In the present study, there was no any adverse reaction observed among participants who took IVM treatment. This result was consistent with previous reports obtained from a clinical trial conducted in Thailand.20 Our present results are in line with the findings of previous researchers in which they showed that IVM is safe and has minimal side effects.16,17

Generally, the current report clearly showed the efficacy, the advantage of single oral dose treatment, and absence of adverse effects with IVM treatment against strongyloidiasis.

Conclusion

In this study, single dose (200 μg/kg) IVM is a better treatment regimen and no adverse reaction is recorded. Therefore, single dose IVM should become an alternative treatment of choice for uncomplicated chronic strongyloidiasis, especially in a developing country including Ethiopia, where IVM is not currently used as a treatment against S. stercoralis infection.

Acknowledgments

The authors greatly acknowledge Bahir Dar University, Science College and Mundo Sano Foundations, Institute of Health Carlos III, Spain, for their financial support to conduct this research. Finally, the authors would like to thank the study participants.

Footnotes

Funding:The author(s) received no financial support for the research, authorship, and/or publication of this article.

Declaration of conflicting interests:The author(s) declared no potential conflicts of interest with respect to the research, authorship, and/or publication of this article.

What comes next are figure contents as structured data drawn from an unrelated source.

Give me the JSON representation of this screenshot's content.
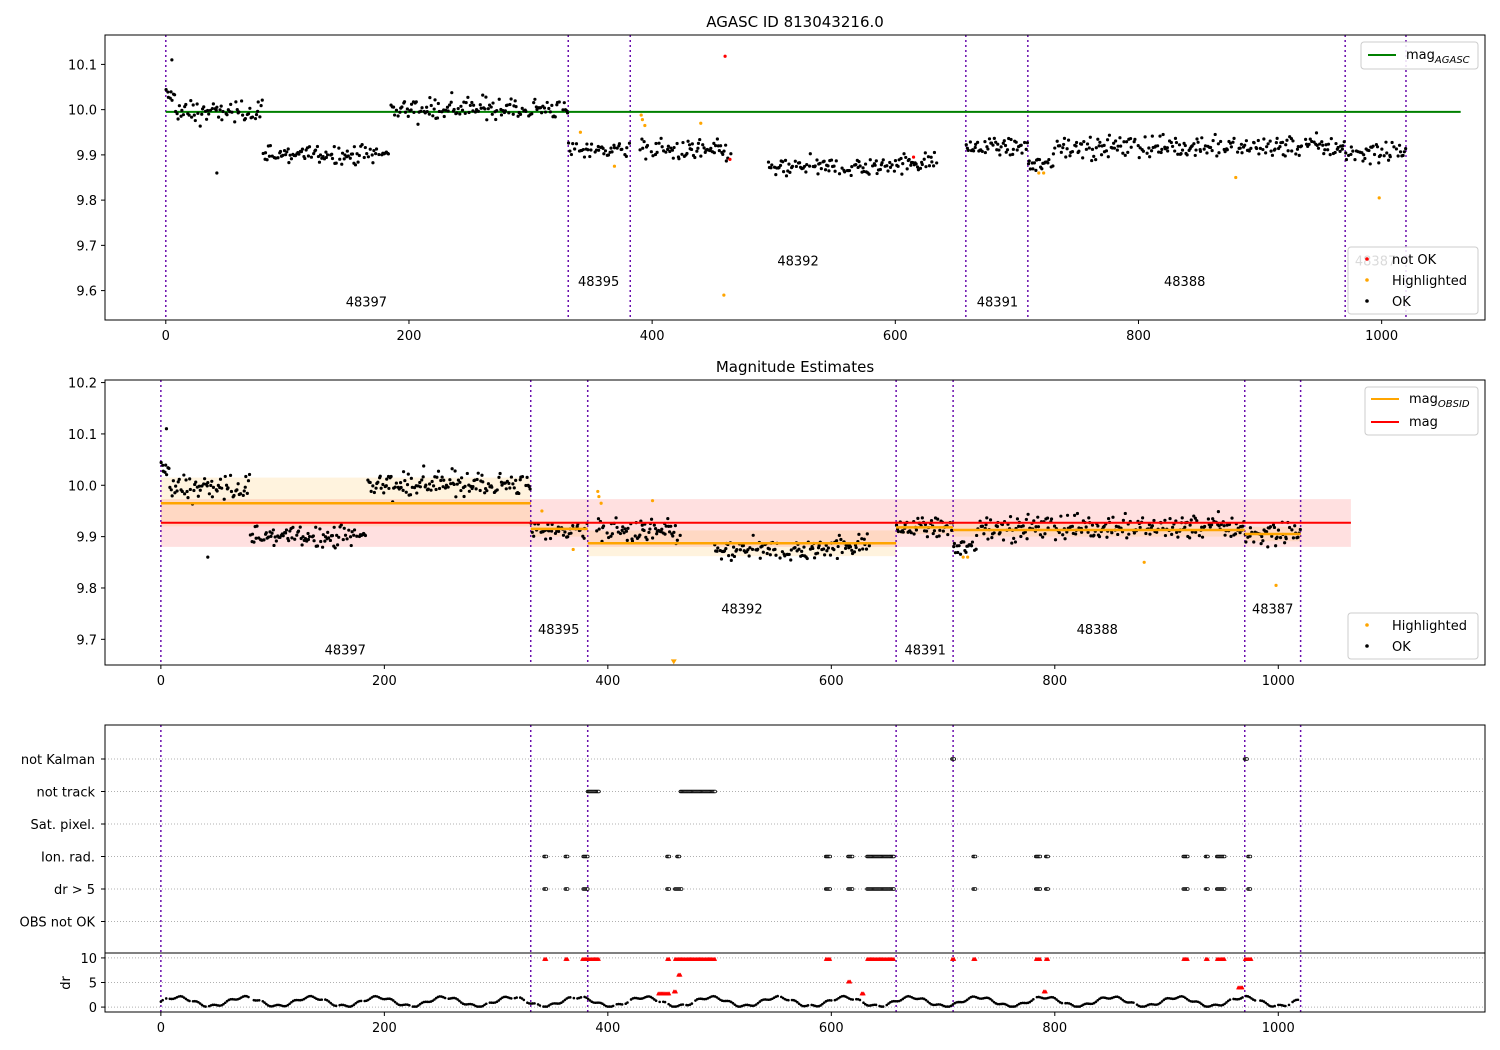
{
  "chart_data": [
    {
      "type": "scatter",
      "title": "AGASC ID 813043216.0",
      "xlim": [
        -50,
        1085
      ],
      "ylim": [
        9.535,
        10.165
      ],
      "xticks": [
        0,
        200,
        400,
        600,
        800,
        1000
      ],
      "yticks": [
        9.6,
        9.7,
        9.8,
        9.9,
        10.0,
        10.1
      ],
      "ytick_labels": [
        "9.6",
        "9.7",
        "9.8",
        "9.9",
        "10.0",
        "10.1"
      ],
      "obsid_boundaries": [
        0,
        331,
        382,
        658,
        709,
        970,
        1020
      ],
      "obsid_labels": [
        {
          "text": "48397",
          "x": 165,
          "y": 9.565
        },
        {
          "text": "48395",
          "x": 356,
          "y": 9.61
        },
        {
          "text": "48392",
          "x": 520,
          "y": 9.655
        },
        {
          "text": "48391",
          "x": 684,
          "y": 9.565
        },
        {
          "text": "48388",
          "x": 838,
          "y": 9.61
        },
        {
          "text": "48387",
          "x": 995,
          "y": 9.655
        }
      ],
      "mag_agasc": 9.995,
      "mag_agasc_xrange": [
        0,
        1065
      ],
      "segments": [
        {
          "x0": 0,
          "x1": 8,
          "mean": 10.03,
          "sd": 0.012
        },
        {
          "x0": 8,
          "x1": 80,
          "mean": 9.995,
          "sd": 0.017
        },
        {
          "x0": 80,
          "x1": 185,
          "mean": 9.902,
          "sd": 0.014
        },
        {
          "x0": 185,
          "x1": 331,
          "mean": 10.003,
          "sd": 0.017
        },
        {
          "x0": 331,
          "x1": 382,
          "mean": 9.912,
          "sd": 0.012
        },
        {
          "x0": 390,
          "x1": 465,
          "mean": 9.91,
          "sd": 0.017
        },
        {
          "x0": 495,
          "x1": 595,
          "mean": 9.872,
          "sd": 0.015
        },
        {
          "x0": 595,
          "x1": 635,
          "mean": 9.882,
          "sd": 0.015
        },
        {
          "x0": 658,
          "x1": 709,
          "mean": 9.918,
          "sd": 0.013
        },
        {
          "x0": 709,
          "x1": 730,
          "mean": 9.88,
          "sd": 0.014
        },
        {
          "x0": 730,
          "x1": 970,
          "mean": 9.918,
          "sd": 0.017
        },
        {
          "x0": 970,
          "x1": 1020,
          "mean": 9.905,
          "sd": 0.017
        }
      ],
      "highlighted_points": [
        {
          "x": 341,
          "y": 9.95
        },
        {
          "x": 369,
          "y": 9.875
        },
        {
          "x": 391,
          "y": 9.988
        },
        {
          "x": 392,
          "y": 9.978
        },
        {
          "x": 394,
          "y": 9.965
        },
        {
          "x": 440,
          "y": 9.97
        },
        {
          "x": 459,
          "y": 9.59
        },
        {
          "x": 718,
          "y": 9.86
        },
        {
          "x": 722,
          "y": 9.86
        },
        {
          "x": 880,
          "y": 9.85
        },
        {
          "x": 998,
          "y": 9.805
        }
      ],
      "not_ok_points": [
        {
          "x": 460,
          "y": 10.118
        },
        {
          "x": 464,
          "y": 9.89
        },
        {
          "x": 615,
          "y": 9.895
        }
      ],
      "outlier_ok_points": [
        {
          "x": 5,
          "y": 10.11
        },
        {
          "x": 42,
          "y": 9.86
        }
      ],
      "legend_top": [
        {
          "label": "mag",
          "subscript": "AGASC",
          "color": "#008000"
        }
      ],
      "legend_bottom": [
        {
          "label": "not OK",
          "color": "#ff0000"
        },
        {
          "label": "Highlighted",
          "color": "#ffa500"
        },
        {
          "label": "OK",
          "color": "#000000"
        }
      ]
    },
    {
      "type": "scatter",
      "title": "Magnitude Estimates",
      "xlim": [
        -50,
        1185
      ],
      "ylim": [
        9.65,
        10.205
      ],
      "xticks": [
        0,
        200,
        400,
        600,
        800,
        1000
      ],
      "yticks": [
        9.7,
        9.8,
        9.9,
        10.0,
        10.1,
        10.2
      ],
      "ytick_labels": [
        "9.7",
        "9.8",
        "9.9",
        "10.0",
        "10.1",
        "10.2"
      ],
      "obsid_labels": [
        {
          "text": "48397",
          "x": 165,
          "y": 9.67
        },
        {
          "text": "48395",
          "x": 356,
          "y": 9.71
        },
        {
          "text": "48392",
          "x": 520,
          "y": 9.75
        },
        {
          "text": "48391",
          "x": 684,
          "y": 9.67
        },
        {
          "text": "48388",
          "x": 838,
          "y": 9.71
        },
        {
          "text": "48387",
          "x": 995,
          "y": 9.75
        }
      ],
      "mag": 9.927,
      "mag_band": [
        9.88,
        9.973
      ],
      "mag_xrange": [
        0,
        1065
      ],
      "mag_obsid": [
        {
          "x0": 0,
          "x1": 331,
          "value": 9.965,
          "band": [
            9.92,
            10.015
          ]
        },
        {
          "x0": 331,
          "x1": 382,
          "value": 9.915,
          "band": [
            9.9,
            9.93
          ]
        },
        {
          "x0": 382,
          "x1": 658,
          "value": 9.887,
          "band": [
            9.862,
            9.912
          ]
        },
        {
          "x0": 658,
          "x1": 709,
          "value": 9.918,
          "band": [
            9.905,
            9.931
          ]
        },
        {
          "x0": 709,
          "x1": 970,
          "value": 9.913,
          "band": [
            9.9,
            9.926
          ]
        },
        {
          "x0": 970,
          "x1": 1020,
          "value": 9.905,
          "band": [
            9.891,
            9.919
          ]
        }
      ],
      "clipped_marker": {
        "x": 459,
        "y": 9.655
      },
      "legend_top": [
        {
          "label": "mag",
          "subscript": "OBSID",
          "color": "#ffa500"
        },
        {
          "label": "mag",
          "subscript": "",
          "color": "#ff0000"
        }
      ],
      "legend_bottom": [
        {
          "label": "Highlighted",
          "color": "#ffa500"
        },
        {
          "label": "OK",
          "color": "#000000"
        }
      ]
    },
    {
      "type": "scatter",
      "title": "",
      "ylabel": "dr",
      "xlim": [
        -50,
        1185
      ],
      "ylim": [
        -1,
        11
      ],
      "xticks": [
        0,
        200,
        400,
        600,
        800,
        1000
      ],
      "yticks": [
        0,
        5,
        10
      ],
      "ytick_labels": [
        "0",
        "5",
        "10"
      ],
      "flag_rows": [
        "not Kalman",
        "not track",
        "Sat. pixel.",
        "Ion. rad.",
        "dr > 5",
        "OBS not OK"
      ],
      "flag_events": {
        "not Kalman": [
          [
            708,
            710
          ],
          [
            970,
            972
          ]
        ],
        "not track": [
          [
            382,
            392
          ],
          [
            465,
            496
          ]
        ],
        "Sat. pixel.": [],
        "Ion. rad.": [
          [
            343,
            345
          ],
          [
            362,
            364
          ],
          [
            378,
            382
          ],
          [
            453,
            455
          ],
          [
            462,
            464
          ],
          [
            595,
            599
          ],
          [
            615,
            619
          ],
          [
            632,
            656
          ],
          [
            727,
            729
          ],
          [
            783,
            787
          ],
          [
            792,
            794
          ],
          [
            915,
            919
          ],
          [
            935,
            937
          ],
          [
            945,
            952
          ],
          [
            973,
            975
          ]
        ],
        "dr > 5": [
          [
            343,
            345
          ],
          [
            362,
            364
          ],
          [
            378,
            382
          ],
          [
            453,
            455
          ],
          [
            460,
            466
          ],
          [
            595,
            599
          ],
          [
            615,
            619
          ],
          [
            632,
            656
          ],
          [
            727,
            729
          ],
          [
            783,
            787
          ],
          [
            792,
            794
          ],
          [
            915,
            919
          ],
          [
            935,
            937
          ],
          [
            945,
            952
          ],
          [
            973,
            975
          ]
        ],
        "OBS not OK": []
      },
      "dr_not_ok": [
        {
          "x0": 343,
          "x1": 345,
          "y": 9.8
        },
        {
          "x0": 362,
          "x1": 364,
          "y": 9.8
        },
        {
          "x0": 377,
          "x1": 392,
          "y": 9.8
        },
        {
          "x0": 453,
          "x1": 455,
          "y": 9.8
        },
        {
          "x0": 460,
          "x1": 496,
          "y": 9.8
        },
        {
          "x0": 595,
          "x1": 599,
          "y": 9.8
        },
        {
          "x0": 632,
          "x1": 656,
          "y": 9.8
        },
        {
          "x0": 708,
          "x1": 710,
          "y": 9.8
        },
        {
          "x0": 727,
          "x1": 729,
          "y": 9.8
        },
        {
          "x0": 783,
          "x1": 787,
          "y": 9.8
        },
        {
          "x0": 792,
          "x1": 794,
          "y": 9.8
        },
        {
          "x0": 915,
          "x1": 919,
          "y": 9.8
        },
        {
          "x0": 935,
          "x1": 937,
          "y": 9.8
        },
        {
          "x0": 945,
          "x1": 952,
          "y": 9.8
        },
        {
          "x0": 970,
          "x1": 976,
          "y": 9.8
        },
        {
          "x0": 445,
          "x1": 455,
          "y": 2.8
        },
        {
          "x0": 463,
          "x1": 465,
          "y": 6.6
        },
        {
          "x0": 459,
          "x1": 461,
          "y": 3.2
        },
        {
          "x0": 615,
          "x1": 617,
          "y": 5.2
        },
        {
          "x0": 627,
          "x1": 629,
          "y": 2.8
        },
        {
          "x0": 790,
          "x1": 792,
          "y": 3.2
        },
        {
          "x0": 964,
          "x1": 968,
          "y": 4.0
        }
      ]
    }
  ]
}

Author Contributions: TH designed the study, developed the proposal, collected the data, and critically revised the manuscript. EN designed the study, critically followed the data collection and laboratory diagnosis, and revised the manuscript. AA designed the study, critically followed the data collection and laboratory diagnosis, and revised the manuscript. AM critically revised the manuscript. MA entered and cleared the data.